Matthew kam sich vor wie ein loser Knopf an einer engen Jacke. Er entwickelte sich in diesem zweiten Akt zu einem der Hauptdarsteller, ohne auch nur den Hauch einer Ahnung des Skripts zu haben. Er hatte das Gefühl, sich, ohne es zu wissen, eine Rolle der Charles Town Players angeeignet zu haben. Und er war nicht darüber im Bilde, ob es sich hier um eine Komödie oder eine Tragödie handelte.

Matthew Corbett war im holden Monat Mai dieses Jahres 1703, in dem seine Welt zwischen Pistolenlauf und Prügelbruder zum Stillstand kam, gerade erst vierundzwanzig Jahre alt geworden. Manchmal, üblicherweise wenn er sich in der spätabendlichen Stille von New York in seinem Häuschen bettfertig machte, fragte er sich, wie man zugleich jung und alt sein konnte. Denn einige der Dinge, die ihn sowohl verwirrten, herausforderten, als auch sein Leben unlösbar durchwirkten, besaßen die Macht, jugendlicher Überschwänglichkeit das Kerzenlicht auszublasen und seine Zukunftsaussichten garantiert zu trüben. Er war älter als seine Jahre auf dieser Welt, und erfahrener als das, was er erlebt hatte.

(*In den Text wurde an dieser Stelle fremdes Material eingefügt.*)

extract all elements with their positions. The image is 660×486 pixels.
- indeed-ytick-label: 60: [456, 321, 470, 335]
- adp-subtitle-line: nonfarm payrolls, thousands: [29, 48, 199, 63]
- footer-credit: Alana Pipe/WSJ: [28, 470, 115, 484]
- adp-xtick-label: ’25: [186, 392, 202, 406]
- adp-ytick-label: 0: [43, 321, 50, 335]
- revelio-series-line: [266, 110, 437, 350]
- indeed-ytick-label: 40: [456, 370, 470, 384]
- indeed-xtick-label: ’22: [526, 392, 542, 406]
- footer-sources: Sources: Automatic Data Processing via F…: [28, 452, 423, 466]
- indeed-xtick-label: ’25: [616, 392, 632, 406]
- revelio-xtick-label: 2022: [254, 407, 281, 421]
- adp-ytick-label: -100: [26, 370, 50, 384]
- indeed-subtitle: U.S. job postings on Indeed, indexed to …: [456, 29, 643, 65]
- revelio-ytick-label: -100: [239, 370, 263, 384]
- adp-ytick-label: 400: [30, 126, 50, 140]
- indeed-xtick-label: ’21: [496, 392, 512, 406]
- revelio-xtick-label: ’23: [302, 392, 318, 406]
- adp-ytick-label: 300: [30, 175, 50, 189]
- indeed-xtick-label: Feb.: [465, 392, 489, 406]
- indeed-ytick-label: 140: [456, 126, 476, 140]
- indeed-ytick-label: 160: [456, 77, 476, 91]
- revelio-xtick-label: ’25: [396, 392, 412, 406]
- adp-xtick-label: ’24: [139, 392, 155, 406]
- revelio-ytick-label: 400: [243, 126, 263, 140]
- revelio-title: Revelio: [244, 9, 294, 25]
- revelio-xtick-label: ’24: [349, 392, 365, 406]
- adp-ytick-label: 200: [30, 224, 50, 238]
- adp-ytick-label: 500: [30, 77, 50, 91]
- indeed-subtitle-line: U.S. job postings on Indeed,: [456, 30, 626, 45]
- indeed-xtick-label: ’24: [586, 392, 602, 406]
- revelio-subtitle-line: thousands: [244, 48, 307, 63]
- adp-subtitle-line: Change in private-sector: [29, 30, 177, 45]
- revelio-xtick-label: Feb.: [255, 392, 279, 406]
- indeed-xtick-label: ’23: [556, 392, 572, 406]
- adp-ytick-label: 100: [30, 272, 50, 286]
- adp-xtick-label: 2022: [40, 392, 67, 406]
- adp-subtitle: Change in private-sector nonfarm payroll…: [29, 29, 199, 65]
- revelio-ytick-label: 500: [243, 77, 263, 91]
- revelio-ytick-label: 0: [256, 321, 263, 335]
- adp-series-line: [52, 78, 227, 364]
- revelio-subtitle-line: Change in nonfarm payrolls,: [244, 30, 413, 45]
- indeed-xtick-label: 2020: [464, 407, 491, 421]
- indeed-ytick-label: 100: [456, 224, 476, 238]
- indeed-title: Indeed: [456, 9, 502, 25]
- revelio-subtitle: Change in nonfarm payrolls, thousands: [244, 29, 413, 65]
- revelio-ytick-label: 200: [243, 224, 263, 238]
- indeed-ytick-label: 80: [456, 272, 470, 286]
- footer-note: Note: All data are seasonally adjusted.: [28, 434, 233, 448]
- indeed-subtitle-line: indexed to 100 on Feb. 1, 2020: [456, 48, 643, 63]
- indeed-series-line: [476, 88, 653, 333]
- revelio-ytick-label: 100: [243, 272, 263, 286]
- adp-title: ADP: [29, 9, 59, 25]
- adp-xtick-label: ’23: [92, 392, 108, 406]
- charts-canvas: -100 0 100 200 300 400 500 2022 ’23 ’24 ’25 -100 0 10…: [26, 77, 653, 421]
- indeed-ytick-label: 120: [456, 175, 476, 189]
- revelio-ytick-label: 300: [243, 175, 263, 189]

Während jener für seinen Arbeitgeber, der in London gegründeten Herrald-Vermittlung, durchgeführten Nachforschungen war er immer wieder fasziniert, auf der Hut, von Verzweiflung übermannt, unerträglich froh und einfach zu Tode geängstigt. Und, so muss man auch sagen, öfter, als er sich erinnern mochte, fast zu Tode gepeinigt worden. Aber er musste sich erinnern, denn so arbeitete sein Gehirn nun mal. Er war ein beharrlicher Spieler, selbst wenn er nicht an einem Schachbrett saß und keine Figuren in der Hand hielt. Ihm schien es, als spielte er auch ständig um sein Überleben; in einem Schachspiel, das er ahnungslos mit dem unheimlichen und mächtigen Mann begonnen hatte, der als Professor Fell bekannt war, ein Schachspiel, das Tag und Nacht weiterging, ob er nun mit am Spieltisch saß oder nicht.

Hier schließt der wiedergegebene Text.